Speaking of writers, I had the chance to meet a writer last weekend whose work I’ve watched grow and improve over the years. He started out writing as a default when he felt his other career (acting) had come to a standstill, I think. But, the more he wrote, the more he found the muse to suit his nature. I got a copy of his book and read in it that he found his way to writing, only to realize that he’d always wanted to be a writer but had hidden it under the basket of his other ambitions and life goals. That happens. And, it turns out he’s talented at writing because he’s a creative, funny guy and he can get his ideas across really well. He works to improve both his crafts—writing AND acting—and I think he’s doing pretty well.

This is SO unlike some writers who come to the muse wanting to write but not being particularly good at it. (I won’t name names, but I’ve read a few books and heard shows written by people who must have decided that “Oh, anybody can write” and then set out to prove it, only to prove that perhaps anybody CAN write, but only those who are good at it SHOULD write.)

That set me to thinking about my writing career. In sixth grade I remember making a “calling card” that had my name on it, and underneath, the word “Writer.” That was also the year I wrote my first script, an embarrassingly bad little playlet about teenagers in ancient Egypt. I even staged it for my history class project, which was pretty audacious of me. But, it did foretell my eventual entry into script writing. Luckily for the dramaturges of the world, I’ve focused mainly on science documentaries, thus sparing the stage of any further attempts at characterizing people.

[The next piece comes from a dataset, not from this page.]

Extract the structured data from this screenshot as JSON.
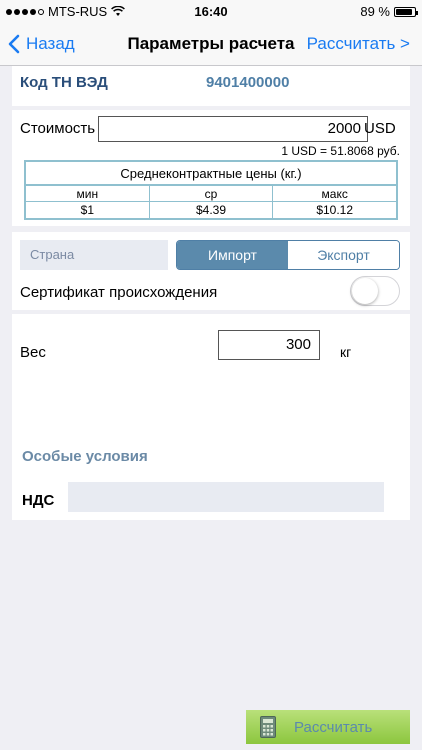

Like the fellow above, however, I pursued some other career interests before settling into life as a fulltime writer. They included newspaper reporter, teacher, student, astronomy researcher, and editor. I still do bits and pieces of all of that today, but have found the writing muse the strongest, particularly when I can use it to share astronomy and space science with people.

What Spirit Saw

Well, the clouds are still overhead, and it looks like the stars won’t be out tonight. Which leaves me free to pursue some more writing. For now, I’ll leave you with a great pic from the Mars rover Spirit. At least the skies are clear on Mars!

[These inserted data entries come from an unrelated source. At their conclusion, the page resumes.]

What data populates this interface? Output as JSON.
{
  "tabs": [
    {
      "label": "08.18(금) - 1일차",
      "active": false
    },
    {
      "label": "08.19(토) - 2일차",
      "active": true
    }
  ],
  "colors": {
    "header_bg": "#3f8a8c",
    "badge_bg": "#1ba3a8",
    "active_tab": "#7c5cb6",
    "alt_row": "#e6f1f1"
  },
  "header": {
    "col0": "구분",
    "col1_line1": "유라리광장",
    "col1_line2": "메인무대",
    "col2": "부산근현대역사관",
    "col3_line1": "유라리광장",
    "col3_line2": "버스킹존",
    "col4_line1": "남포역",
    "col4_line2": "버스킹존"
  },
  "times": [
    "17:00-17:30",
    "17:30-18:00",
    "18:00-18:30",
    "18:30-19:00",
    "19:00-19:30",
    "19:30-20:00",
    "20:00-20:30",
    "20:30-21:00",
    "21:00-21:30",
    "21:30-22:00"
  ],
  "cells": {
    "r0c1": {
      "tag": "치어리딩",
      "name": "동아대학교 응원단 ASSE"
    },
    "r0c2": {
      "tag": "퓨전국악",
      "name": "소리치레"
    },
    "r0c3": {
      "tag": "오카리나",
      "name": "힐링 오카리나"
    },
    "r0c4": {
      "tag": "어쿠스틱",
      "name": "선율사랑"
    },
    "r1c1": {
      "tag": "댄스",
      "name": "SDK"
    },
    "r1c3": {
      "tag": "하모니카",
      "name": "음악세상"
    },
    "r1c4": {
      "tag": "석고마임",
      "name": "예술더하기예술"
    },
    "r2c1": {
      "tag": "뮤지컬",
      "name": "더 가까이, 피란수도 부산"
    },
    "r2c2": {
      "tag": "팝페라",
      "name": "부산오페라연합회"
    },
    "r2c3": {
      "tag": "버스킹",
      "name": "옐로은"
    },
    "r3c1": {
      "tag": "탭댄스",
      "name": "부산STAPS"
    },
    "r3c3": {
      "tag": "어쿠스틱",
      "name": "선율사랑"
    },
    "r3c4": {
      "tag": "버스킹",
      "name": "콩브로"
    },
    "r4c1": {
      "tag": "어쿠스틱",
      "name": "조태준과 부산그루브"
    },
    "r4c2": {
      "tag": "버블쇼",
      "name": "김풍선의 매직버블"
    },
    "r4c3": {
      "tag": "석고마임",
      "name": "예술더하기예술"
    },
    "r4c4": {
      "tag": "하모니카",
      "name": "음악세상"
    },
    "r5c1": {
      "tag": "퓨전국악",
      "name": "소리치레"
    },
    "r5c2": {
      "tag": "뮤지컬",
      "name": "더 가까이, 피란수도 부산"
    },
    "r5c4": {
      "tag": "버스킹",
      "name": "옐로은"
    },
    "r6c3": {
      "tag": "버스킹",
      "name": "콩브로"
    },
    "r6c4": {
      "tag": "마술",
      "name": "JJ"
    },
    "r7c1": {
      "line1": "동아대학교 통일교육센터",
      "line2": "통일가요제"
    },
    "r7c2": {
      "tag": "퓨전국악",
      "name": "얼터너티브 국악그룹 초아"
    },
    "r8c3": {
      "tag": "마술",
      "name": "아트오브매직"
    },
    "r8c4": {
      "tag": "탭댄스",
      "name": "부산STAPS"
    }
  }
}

What Happened to Her Dream?

I was going through my filing cabinets recently and found a series of letters I got back in the late 1980s from a young woman in Zimbabwe. I’m not sure how she found me, but she wrote to ask me how she could become an astronaut. All her life, she wrote, she loved the stars. She used to go out and make up her own constellations, in addition to the stories her people (the Shona) told about the stars. Once she even sent me several pages of drawings she made of the night sky, the stars all connected with lines to show me her constellations.

I sent her some astronomy books and encouraged her to keep studying science as long as she could. She didn’t have a lot of hope that she’d be allowed to study astronomy since her country needed doctors and computer programmers and more “practical” scientists before it needed astronomers. Eventually we lost track of each other, and in the years since, Zimbabwe has fallen onto very hard times under its current government. So, I don’t know what happened to my friend. I hope that she has been able to persevere and study science, and that she looks out at the stars and still does her astronomy. And, now that I think about her again, I’m going to do a little searching out of Shona and Zimbabwean understanding of the stars and the cosmos.